A comprehensive IAM roadmap is a great first step in dissolving your company's identity silos. This means identifying silos, understanding where they come from, and taking steps to eliminate them. It involves changing how access permissions are managed across your organization. You might also consider automated solutions that make it easier to protect users and platforms.
Change management
Change management should be a primary phase of your IAM roadmap. It means ensuring proper guidance, implementation, and resolution of projects that ensure all access permissions are centralized and appropriately transparent.
Change management also ensures that the right digital assets are protected while others are cleaned up and purged. Protecting digital assets is a difficult undertaking, especially for established organizations with large data libraries. Indeed, the process of dissolving identity siloes and preserving the right information is not dissimilar to protecting digital data following a business split-up. This is a multi-step process that typically involves:
- Performing a data inventory check
- Developing a plan to transfer data to more secure, compliant programs
- Coordinating with the management team to ensure you share the same security strategies and priorities
- Encrypting or re-encrypting sensitive information
- Monitoring data before, during, and after the transfer process
These steps help companies of all sizes end identity silos and maintain security as leadership responsibilities change hands.
Data-sharing solutions
Data-sharing strategies can also help your organization dissolve identity silos. These solutions streamline the data-sharing process, upholding security while making it easier for employees to access the right programs and information.
Here are some data-sharing solutions that can help:
- Identity federation: This solution links your identities across several disparate systems. It gives multiple employees, even multiple companies, the ability to access programs with a single login credential.
- Single sign-on (SSO): SSO allows employees to log into multiple programs or platforms with a single username and password.
The right solutions promote data-sharing and give the right people access to the right files. They also prevent unauthorized permissions and create centralized management for all identities.

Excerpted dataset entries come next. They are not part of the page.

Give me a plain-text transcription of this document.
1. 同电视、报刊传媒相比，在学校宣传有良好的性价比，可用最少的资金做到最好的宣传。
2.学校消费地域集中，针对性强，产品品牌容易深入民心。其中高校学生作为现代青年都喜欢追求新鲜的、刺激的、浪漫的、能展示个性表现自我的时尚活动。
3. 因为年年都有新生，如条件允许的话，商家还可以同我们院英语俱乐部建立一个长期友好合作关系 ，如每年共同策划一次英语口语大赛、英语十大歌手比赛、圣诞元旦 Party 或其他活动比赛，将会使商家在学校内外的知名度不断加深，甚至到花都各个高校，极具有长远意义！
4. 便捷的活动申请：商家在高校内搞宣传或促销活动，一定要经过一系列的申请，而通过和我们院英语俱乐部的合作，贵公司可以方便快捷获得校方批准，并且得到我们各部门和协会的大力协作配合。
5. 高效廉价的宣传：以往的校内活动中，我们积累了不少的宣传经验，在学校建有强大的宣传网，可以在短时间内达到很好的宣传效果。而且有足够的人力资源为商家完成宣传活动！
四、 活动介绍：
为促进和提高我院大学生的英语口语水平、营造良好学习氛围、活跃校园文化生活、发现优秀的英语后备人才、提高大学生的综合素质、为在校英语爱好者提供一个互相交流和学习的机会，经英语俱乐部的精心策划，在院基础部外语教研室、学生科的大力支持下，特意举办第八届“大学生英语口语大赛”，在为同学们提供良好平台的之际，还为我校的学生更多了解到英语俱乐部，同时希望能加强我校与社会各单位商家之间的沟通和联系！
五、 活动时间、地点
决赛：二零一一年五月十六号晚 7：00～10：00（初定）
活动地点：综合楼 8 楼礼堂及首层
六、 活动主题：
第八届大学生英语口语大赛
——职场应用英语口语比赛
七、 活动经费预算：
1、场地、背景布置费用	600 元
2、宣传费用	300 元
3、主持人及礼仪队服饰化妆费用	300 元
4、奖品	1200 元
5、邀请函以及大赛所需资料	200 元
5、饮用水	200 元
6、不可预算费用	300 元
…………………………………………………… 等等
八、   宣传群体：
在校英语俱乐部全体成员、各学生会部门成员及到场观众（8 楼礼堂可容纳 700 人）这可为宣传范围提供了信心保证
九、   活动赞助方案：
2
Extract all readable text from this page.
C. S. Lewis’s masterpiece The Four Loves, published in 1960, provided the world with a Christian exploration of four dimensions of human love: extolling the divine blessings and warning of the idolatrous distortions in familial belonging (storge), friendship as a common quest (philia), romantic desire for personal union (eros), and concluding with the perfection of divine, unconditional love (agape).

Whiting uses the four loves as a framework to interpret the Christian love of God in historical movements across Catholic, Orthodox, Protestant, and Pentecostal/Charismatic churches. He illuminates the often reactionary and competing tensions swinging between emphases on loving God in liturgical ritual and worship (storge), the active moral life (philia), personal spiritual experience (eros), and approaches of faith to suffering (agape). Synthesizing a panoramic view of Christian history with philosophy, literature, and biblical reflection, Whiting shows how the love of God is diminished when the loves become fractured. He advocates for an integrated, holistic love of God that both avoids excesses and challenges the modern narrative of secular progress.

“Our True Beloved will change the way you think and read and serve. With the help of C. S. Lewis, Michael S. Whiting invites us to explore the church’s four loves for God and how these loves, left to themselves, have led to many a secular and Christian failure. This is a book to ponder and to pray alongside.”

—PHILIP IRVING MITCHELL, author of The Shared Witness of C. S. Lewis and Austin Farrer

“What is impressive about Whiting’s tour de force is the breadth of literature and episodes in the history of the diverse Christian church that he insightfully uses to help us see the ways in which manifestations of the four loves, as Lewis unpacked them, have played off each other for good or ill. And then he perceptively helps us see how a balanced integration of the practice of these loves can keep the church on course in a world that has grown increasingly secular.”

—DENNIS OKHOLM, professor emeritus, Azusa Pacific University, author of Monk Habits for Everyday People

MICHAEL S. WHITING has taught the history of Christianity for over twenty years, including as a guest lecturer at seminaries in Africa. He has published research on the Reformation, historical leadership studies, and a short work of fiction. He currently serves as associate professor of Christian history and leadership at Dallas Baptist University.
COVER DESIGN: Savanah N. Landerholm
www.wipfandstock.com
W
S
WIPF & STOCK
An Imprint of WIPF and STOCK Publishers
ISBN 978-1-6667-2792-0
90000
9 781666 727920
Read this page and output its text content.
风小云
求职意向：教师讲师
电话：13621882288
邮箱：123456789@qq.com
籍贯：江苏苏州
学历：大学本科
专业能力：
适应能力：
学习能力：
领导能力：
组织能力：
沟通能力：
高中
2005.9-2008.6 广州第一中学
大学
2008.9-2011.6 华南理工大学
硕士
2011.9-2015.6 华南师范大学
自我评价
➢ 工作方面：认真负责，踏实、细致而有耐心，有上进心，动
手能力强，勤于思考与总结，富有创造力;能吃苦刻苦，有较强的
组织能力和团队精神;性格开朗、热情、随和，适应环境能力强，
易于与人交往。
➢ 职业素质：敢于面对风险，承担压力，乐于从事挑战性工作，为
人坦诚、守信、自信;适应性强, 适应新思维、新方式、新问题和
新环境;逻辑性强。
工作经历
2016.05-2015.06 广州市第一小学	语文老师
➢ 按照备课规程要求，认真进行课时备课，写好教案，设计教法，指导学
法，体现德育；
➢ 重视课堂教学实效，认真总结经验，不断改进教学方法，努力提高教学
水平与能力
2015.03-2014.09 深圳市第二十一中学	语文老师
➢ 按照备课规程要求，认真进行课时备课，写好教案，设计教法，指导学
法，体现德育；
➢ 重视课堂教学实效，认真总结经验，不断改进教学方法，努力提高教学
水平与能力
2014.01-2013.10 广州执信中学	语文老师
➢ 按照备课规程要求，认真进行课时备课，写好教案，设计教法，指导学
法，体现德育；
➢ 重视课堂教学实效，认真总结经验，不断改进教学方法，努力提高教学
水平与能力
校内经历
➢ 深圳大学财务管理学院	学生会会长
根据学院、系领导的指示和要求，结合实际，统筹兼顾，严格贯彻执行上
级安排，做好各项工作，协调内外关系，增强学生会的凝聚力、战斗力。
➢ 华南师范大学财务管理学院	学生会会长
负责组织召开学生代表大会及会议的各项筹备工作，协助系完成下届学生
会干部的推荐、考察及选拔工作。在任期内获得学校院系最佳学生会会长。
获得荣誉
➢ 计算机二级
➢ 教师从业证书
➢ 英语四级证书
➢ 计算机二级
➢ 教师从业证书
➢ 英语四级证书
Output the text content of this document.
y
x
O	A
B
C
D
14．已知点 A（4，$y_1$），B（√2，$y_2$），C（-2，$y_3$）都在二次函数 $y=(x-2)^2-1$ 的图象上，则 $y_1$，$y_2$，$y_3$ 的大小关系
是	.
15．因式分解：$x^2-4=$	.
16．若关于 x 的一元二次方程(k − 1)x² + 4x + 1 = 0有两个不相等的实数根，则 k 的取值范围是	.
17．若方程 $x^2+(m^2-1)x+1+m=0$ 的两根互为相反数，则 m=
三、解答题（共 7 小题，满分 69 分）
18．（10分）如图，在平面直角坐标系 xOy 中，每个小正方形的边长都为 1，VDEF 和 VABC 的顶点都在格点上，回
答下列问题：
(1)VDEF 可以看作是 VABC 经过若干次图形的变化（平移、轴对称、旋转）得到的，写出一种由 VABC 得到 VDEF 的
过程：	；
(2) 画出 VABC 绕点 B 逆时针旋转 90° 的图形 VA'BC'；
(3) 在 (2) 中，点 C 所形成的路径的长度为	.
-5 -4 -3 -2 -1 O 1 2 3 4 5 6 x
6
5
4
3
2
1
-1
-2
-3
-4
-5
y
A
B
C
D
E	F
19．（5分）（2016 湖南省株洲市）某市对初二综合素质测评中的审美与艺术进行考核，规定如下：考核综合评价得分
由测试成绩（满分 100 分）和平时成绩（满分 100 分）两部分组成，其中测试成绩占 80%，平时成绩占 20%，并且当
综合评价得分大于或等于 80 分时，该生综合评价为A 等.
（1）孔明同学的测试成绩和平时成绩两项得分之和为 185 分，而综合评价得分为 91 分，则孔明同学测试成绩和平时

Implementing automated solutions
Automation can go a long way in streamlining the IAM process and preventing silos. It helps improve efficiency across employees while reducing the possibility of error. The same automation solutions can also provide proactive security that monitors for cyberthreats.
Automated identity governance, for example, enables IT admins to see who has access to what, enterprise-wide, and eliminate over-provisioning by automating access approvals and reviews. It also allows them to collect and analyze identity data and identify access blind spots.
In addition, AI-driven threat protection automatically monitors login requests in real time, blocking malicious attempts and adding authentication steps when it detects anomalous behaviors.
And a comprehensive, scalable IAM platform unifies and centralizes identity across the enterprise, including on-prem, multi-cloud, or hybrid. It also covers all users – workforce, customers, and machine identities – to end silos and create a more unified and secure organization.